Bill Gates has made a $50 million donation to the Dementia Discovery Fund, a collaboration between pharma, the UK government and the charity Alzheimer’s Research UK, that aims to challenge the prevailing theory behind the cause of the disease.

This is Gates’ first investment to accelerate progress towards disease modifying therapies for Alzheimer’s.

Managed by investment firm SV Health, the DDF is a collaboration between pharma, the UK Department of Health and the charity Alzheimer’s Research UK.

Since October 2015, the DDF has built a portfolio of 12 investments in drug discovery companies in projects predominantly in the UK and US.

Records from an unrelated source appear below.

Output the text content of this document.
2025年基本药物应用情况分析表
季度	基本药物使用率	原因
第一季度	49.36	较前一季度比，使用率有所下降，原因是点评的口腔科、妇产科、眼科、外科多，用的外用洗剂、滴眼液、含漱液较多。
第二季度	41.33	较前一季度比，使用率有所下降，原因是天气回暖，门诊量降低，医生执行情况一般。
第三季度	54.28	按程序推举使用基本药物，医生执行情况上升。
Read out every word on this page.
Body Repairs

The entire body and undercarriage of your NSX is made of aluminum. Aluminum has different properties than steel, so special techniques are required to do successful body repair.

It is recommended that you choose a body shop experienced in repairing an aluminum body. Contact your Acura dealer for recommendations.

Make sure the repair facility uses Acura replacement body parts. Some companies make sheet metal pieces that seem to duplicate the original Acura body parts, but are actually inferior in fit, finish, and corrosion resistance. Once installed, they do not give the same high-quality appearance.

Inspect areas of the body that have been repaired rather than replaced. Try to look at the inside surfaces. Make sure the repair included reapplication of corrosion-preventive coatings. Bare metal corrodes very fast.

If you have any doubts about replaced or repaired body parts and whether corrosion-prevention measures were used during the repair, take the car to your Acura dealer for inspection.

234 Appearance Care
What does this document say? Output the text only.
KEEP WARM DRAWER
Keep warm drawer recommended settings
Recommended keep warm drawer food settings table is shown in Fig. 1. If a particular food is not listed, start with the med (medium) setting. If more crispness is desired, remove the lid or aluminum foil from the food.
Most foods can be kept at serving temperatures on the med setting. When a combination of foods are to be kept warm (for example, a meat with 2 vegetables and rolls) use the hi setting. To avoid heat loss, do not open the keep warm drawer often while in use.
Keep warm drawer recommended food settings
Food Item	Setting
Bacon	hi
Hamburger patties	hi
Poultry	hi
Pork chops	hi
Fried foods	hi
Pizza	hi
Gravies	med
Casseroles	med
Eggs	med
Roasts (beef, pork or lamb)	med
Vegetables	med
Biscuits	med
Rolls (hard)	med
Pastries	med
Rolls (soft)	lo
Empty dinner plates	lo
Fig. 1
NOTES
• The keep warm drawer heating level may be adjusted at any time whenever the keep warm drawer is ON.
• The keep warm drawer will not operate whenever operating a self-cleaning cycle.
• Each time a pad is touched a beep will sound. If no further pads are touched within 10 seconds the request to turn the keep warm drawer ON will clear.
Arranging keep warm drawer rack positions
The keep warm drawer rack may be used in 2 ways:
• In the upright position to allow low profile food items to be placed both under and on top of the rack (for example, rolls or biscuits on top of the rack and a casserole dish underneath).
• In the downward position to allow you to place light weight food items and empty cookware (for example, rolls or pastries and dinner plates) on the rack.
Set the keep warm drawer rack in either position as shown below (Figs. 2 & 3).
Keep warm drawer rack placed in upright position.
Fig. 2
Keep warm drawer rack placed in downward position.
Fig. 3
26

Areas of study include inflammation, mitochondrial dynamics, membrane biology, and synaptic physiology and function.

While the prevailing hypothesis for the cause of Alzheimer’s is based around a build-up of amyloid beta in the brain, the DDF team believes dementia drugs could effectively target other biological pathways and produce a beneficial effect.

The team aims to apply insights from areas such as oncology and immunology to find novel drugs targeting the other biological pathways that could drive different forms of dementia.

Along with experts from Alzheimer’s Research UK, the charity has a large network and experience in neuroscience drug discovery.

The DDF has a board of scientific advisers including heads of neuroscience or R&D from seven pharma companies targeting dementia – Biogen, Eli Lilly, GlaxoSmithKline, Johnson & Johnson, Otsuka’s Astex unit, Pfizer and Takeda.

Kate Bingham

Kate Bingham, managing partner of SV Health, said: “In the first example of its kind in dementia, the DDF has now brought together funding from the private sector, charity and industry, and we’re especially pleased to get so much interest from the US in a British fund. We welcome Bill Gates’ involvement as we collaborate to solve one of the biggest issues in global healthcare.”

Bill Gates added: “I believe we are at a turning point in Alzheimer’s research and development, which the Dementia Discovery Fund is playing an important role in by exploring new approaches to treat the disease.”

“It’s a miracle that people are living so much longer, but longer life expectancies alone are not enough. People should be able to enjoy their later years – and we need a breakthrough in Alzheimer’s to fulfil that. I’m excited to join the fight and can’t wait to see what happens next.”

Development of new dementia drugs has been characterised by a series of high-profile failures, such as Eli Lilly’s solanezumab late last year.

This has left Biogen’s aducanumab as one of the main hopes in the pharma pipeline. While phase 3 results are not due for several years, Biogen last week presented findings from an extended phase 1b trial showing the drug helps reduce amyloid plaques in patients receiving a gradually increasing dose.

Biogen licensed aducanumab from R&D partner Neurimmune in 2007 and last month renegotiated the deal so it gets higher royalties.

Neurimmune agreed to forfeit 15% of potential royalties in return for a $150 million payment from Biogen, which also has the option to reduce the Swiss biotech royalties by a further 5% in exchange for another $50 million payment.

Japan’s Eisai has opted in to marketing aducanumab and may share benefits and costs of the royalty reduction.